1. Scaling lower middle market strategy. By raising €1.6 billion versus €1.1 billion for its predecessor (Fund III, launched in 2020), H.I.G. is growing its European lower middle market footprint materially. The scale allows pursuit of larger deals (enterprise values up to ~€250 million, EBITDA €10-35 million), more deal volume (25-30 platform deals), and deeper control stakes—suggesting that H.I.G. is confident in capturing attractive value opportunities arising from inefficiencies and distress in under-serviced segments.

2. Timing and fundraising in a choppy macro backdrop. The successful, oversubscribed close within six months shows commanding LP interest, despite rising interest rates, valuation concerns, and exit market softness. H.I.G.’s pitching of operational value creation, complex situations, and local origination resonates with LPs seeking returns beyond passive capital provision. Furthermore, its geographic spread and prior track record (including recent exits of Xtera and Project Informatica) bolster its positioning.

3. Investor base diversification. The fund counted a global array of LPs: pensions, endowments, sovereign wealth funds, family offices, etc., from across North America, Europe, Asia, and Middle East. This diversification spreads risk (currency, regulatory, economic), but also reflects LPs’ growing desire for European lower middle market exposure—often perceived as undervalued relative to larger buyouts—but needing GP expertise to identify and manage operational complexities.

4. Strategic challenges and risks ahead. Deploying €1.6 billion at the targeted deal size implies committing between ~€50-100 million equity per deal, meaning ~15-30 deals—execution risk is meaningful. Competitive tension for high-quality opportunities could drive up valuation multiples or push GPs into second-tier assets. Exit pathways may be constrained: mid-market exits, IPOs, trade sales in Europe have yet to recover fully. Also, macro risks—energy costs, regulation, supply chains—remain high.

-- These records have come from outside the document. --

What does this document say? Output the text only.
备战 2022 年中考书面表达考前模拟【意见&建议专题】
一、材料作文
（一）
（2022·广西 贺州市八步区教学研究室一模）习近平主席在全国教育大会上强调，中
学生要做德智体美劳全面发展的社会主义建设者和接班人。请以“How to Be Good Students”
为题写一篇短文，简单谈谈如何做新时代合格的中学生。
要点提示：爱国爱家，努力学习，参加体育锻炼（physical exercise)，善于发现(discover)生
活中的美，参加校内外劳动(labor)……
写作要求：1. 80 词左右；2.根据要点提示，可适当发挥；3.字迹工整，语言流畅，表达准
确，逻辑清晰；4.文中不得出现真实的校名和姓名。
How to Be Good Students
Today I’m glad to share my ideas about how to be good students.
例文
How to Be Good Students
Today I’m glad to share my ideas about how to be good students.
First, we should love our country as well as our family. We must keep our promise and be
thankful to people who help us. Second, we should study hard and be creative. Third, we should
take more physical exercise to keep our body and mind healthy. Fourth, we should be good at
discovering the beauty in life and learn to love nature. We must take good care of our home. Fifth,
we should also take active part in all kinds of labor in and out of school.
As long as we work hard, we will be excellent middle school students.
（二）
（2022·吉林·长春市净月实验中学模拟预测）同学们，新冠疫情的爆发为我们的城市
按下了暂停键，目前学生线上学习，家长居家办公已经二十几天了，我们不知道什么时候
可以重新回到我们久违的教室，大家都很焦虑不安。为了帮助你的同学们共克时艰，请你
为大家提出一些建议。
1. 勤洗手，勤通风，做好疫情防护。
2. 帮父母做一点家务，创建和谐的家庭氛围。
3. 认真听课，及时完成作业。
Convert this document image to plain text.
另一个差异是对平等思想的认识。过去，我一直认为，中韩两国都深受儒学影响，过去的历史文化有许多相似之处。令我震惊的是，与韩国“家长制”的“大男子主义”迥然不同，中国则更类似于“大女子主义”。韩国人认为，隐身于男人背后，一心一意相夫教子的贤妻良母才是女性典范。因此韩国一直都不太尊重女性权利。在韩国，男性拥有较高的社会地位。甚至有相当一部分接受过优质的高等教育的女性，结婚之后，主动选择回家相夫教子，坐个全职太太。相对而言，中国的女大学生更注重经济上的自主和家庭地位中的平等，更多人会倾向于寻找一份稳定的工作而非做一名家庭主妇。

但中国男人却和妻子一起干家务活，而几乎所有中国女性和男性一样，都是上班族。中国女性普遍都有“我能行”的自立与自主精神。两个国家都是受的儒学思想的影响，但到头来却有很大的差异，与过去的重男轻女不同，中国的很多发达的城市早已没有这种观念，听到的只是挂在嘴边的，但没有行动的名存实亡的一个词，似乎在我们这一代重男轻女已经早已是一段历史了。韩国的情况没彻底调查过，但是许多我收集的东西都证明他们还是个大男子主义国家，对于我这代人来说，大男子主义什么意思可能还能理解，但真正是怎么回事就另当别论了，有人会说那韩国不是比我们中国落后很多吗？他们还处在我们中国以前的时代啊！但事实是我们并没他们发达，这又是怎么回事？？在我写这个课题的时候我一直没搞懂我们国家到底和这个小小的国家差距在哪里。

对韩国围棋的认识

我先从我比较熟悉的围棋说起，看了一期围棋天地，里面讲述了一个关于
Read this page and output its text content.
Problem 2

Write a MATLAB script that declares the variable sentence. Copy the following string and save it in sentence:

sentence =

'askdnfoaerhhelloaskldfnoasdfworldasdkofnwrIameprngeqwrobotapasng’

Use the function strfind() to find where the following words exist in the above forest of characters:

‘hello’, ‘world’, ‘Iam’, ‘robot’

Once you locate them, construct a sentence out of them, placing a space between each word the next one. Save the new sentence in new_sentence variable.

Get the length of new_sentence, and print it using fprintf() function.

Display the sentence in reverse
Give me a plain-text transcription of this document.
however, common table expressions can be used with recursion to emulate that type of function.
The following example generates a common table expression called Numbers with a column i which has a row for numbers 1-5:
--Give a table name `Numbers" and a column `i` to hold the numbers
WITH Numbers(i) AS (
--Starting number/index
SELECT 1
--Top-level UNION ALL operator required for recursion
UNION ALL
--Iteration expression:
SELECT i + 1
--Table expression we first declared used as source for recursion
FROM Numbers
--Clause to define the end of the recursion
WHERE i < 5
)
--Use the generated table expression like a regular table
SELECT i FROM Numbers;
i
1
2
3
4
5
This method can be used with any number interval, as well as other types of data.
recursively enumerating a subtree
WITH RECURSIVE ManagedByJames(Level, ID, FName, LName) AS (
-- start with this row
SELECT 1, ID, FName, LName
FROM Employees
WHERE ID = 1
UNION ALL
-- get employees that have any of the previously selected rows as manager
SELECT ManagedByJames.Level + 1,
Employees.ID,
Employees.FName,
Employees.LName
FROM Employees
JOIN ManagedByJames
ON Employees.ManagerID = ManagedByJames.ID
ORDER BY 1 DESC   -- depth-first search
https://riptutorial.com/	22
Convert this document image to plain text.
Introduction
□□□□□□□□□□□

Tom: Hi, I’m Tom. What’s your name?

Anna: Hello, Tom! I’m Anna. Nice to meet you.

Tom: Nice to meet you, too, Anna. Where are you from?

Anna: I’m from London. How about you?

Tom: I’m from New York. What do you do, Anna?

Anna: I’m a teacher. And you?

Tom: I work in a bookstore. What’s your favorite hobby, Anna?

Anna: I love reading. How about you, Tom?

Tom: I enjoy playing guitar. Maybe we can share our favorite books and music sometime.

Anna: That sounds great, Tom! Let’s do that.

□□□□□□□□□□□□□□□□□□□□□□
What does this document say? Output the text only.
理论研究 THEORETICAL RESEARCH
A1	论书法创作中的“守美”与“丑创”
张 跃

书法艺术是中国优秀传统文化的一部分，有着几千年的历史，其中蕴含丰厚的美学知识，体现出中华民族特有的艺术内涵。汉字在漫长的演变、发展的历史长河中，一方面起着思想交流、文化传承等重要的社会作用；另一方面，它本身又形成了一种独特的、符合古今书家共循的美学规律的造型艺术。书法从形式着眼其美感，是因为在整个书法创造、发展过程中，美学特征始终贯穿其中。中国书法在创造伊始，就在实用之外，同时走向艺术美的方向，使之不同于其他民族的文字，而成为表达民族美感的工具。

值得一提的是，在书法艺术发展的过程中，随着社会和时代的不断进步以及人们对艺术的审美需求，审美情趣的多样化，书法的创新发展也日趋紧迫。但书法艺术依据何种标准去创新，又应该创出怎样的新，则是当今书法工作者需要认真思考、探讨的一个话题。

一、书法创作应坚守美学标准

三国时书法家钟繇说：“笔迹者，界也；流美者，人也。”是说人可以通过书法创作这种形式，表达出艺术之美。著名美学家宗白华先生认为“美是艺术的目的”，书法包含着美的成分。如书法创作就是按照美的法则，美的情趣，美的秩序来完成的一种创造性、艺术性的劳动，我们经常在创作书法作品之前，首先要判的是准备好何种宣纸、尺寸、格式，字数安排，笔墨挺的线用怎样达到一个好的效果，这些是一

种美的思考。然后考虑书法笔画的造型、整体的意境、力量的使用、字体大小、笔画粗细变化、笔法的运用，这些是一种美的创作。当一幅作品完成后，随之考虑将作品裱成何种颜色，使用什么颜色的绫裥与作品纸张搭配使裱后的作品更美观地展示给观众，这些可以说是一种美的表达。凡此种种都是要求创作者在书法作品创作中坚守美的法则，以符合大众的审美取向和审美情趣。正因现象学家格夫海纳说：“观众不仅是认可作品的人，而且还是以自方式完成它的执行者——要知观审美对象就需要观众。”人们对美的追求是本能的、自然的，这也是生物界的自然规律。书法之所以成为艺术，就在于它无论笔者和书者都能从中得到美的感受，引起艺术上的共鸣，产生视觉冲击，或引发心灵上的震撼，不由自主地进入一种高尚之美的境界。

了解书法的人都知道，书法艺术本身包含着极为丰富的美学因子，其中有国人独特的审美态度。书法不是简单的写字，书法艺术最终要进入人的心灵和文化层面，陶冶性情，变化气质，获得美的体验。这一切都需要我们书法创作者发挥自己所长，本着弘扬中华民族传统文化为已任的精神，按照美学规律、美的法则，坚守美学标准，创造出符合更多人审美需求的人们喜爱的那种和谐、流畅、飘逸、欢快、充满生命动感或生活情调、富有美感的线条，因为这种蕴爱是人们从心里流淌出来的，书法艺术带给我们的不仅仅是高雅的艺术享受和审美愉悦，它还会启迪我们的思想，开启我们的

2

5. Implications for LPs and the market. LPs who backed Fund IV seem to be expressing conviction in alpha from operating teams and in PE sectors like industrials, healthcare, business services, tech. For competing GPs, H.I.G.’s success puts pressure to demonstrate differentiation, whether through sector specialization, operational strength, or value creation capabilities. The fundraising success also signals that capital remains available for riskier, less liquid lower middle market segments if GPs deliver track record and clarity.

Open questions:

  • What return hurdles has H.I.G. set for Fund IV vs. its prior vintages (in ORR, IRR)?
  • How will inflation, cost of capital, and supply chain constraints impact performance of operationally complex lower mid-market businesses?
  • What are the expected exit timelines, and how does H.I.G. plan to manage exit risks in less efficient markets?
  • How much capital from predecessor funds remains undrawn, and will H.I.G. overlap investments across vintages?
Supporting Notes
  • Fund IV closed with aggregate capital commitments of €1.6 billion in early 2026, via an oversubscribed first and final close within six months of launch.
  • H.I.G. has approximately $74 billion in assets under management globally.
  • The fund targets undermanaged European lower middle market companies, focusing on situations with operational complexity and difficult transaction dynamics.
  • European team size of 150 investment professionals across five core European offices: London, Milan, Hamburg, Paris, Madrid; 92 private equity platform investments since 2007 in Europe.
  • Deal size targets: enterprise value up to €250 million; EBITDA between €10-35 million; equity checks up to €100 million per deal; average check size ~€50 million.
  • Recent exits referenced: sale of Xtera and Project Informatica; recaps and exits in past 2-3 months.
  • LP base includes asset managers, public and corporate pensions, family offices, endowments and foundations, sovereign wealth funds, and consultants across North America, Europe, Middle East, Asia.